Als alle pedalen worden losgelaten, klinkt het instrument in Es groot. Wanneer een pedaal wordt ingeduwd, worden de snaren die overeenkomen met de in het schema aangegeven toon een halve toon hoger gezet. Het E-pedaal verkort bijvoorbeeld de trillingslengte van alle Es-snaren tot E. Het instrument klinkt dan in Bes-groot. Met dit zogenaamde ‘single-action’ systeem kan niet in alle majeur- en mineurtoonaarden worden gespeeld, maar het biedt wel speelmogelijkheden die ongekend waren voor oudere harpen.

Om de snaren te verkorten zijn de pedalen via een in de zuil verstopte koppeling verbonden met een mechanisch apparaat dat op de hals van het instrument is geplaatst. Dit is waar Georges Cousineau een belangrijke verbetering aanbracht. Vóór hem gebruikte men doorgaans haken die de trillende lengte van de snaren verkortten, zoals geïllustreerd in de Encyclopédie van Diderot en d'Alembert (fig.6). Met dit hakensysteem waren de ingekorte snaren niet meer goed uitgelijnd met de andere snaren, wat een groot nadeel was en de harpist hinderde om vloeiend te spelen. Cousineau bedacht daarom een systeem dat bekend staat als het ‘béquilles’-systeem, waarbij door het indrukken van een pedaal twee metalen béquilles draaiden, de ene met de wijzers van de klok mee en de andere tegen de wijzers van de klok in, om de snaar te kunnen tokkelen zonder deze uit haar vlak te brengen (fig.7).

Dit systeem was duidelijk succesvol, maar het had zijn zwakke punten. De darmsnaren versleten snel door het gebruik van de béquilles en moesten regelmatig worden vervangen. Het octrooi voor de harp met dubbele mechaniek, geregistreerd door Sébastien Erard (1752-1831) in 1810, maakte het mogelijk dit nadeel te verhelpen en toe te laten om in alle toonaarden te spelen. De dubbele pedaalharpharp werd uiteindelijk de norm en wordt vandaag de dag nog steeds gebruikt in orkesten.

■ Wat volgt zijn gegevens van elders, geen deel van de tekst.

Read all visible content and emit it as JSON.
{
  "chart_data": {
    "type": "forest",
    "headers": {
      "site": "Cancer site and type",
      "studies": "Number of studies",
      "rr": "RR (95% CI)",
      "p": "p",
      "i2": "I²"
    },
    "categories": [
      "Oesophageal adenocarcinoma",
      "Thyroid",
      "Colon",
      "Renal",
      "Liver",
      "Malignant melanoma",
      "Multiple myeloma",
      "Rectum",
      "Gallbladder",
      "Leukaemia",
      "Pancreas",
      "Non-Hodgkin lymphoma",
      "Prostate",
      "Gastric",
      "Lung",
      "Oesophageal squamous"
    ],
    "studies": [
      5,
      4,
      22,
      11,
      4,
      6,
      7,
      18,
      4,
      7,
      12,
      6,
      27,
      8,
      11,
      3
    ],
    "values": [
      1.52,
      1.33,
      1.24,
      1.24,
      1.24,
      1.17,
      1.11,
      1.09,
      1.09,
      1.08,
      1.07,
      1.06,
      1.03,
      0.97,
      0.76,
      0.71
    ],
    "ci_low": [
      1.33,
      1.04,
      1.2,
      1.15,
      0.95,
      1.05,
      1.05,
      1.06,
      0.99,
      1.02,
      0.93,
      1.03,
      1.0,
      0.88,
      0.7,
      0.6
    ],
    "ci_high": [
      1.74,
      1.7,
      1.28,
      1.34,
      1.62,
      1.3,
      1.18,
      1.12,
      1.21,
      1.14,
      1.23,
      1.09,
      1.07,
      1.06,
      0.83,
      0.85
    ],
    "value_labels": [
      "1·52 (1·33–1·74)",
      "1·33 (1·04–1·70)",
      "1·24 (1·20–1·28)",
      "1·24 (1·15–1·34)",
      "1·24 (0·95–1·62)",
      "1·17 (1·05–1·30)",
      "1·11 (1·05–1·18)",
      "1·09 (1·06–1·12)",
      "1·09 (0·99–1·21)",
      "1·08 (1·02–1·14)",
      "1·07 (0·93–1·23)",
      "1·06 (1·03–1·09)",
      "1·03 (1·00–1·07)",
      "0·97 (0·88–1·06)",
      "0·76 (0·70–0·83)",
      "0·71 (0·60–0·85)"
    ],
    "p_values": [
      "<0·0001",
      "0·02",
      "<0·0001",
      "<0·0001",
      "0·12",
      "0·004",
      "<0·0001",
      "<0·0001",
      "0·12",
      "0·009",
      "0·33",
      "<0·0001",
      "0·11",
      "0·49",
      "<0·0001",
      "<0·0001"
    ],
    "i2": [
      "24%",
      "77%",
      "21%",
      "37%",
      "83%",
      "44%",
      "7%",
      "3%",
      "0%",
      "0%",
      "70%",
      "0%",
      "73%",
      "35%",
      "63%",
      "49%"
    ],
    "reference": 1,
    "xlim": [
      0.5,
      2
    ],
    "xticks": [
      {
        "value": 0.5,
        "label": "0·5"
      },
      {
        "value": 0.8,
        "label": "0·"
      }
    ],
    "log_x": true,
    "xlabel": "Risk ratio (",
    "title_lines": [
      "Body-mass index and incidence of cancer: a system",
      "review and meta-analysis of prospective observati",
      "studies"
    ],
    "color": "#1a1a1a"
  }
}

Tekst: Anne-Emmanuelle Ceulemans

Bibliografie

  • Victor-Charles Mahillon, Catalogue descriptif et analytique du Musée Instrumental du Conservatoire Royal de Musique de Bruxelles, i, Gent, 1893, p. 338-342.
  • Laure Barthel, Au cœur de la harpe au XVIIIe siècle, s.l., 2005, p. 58.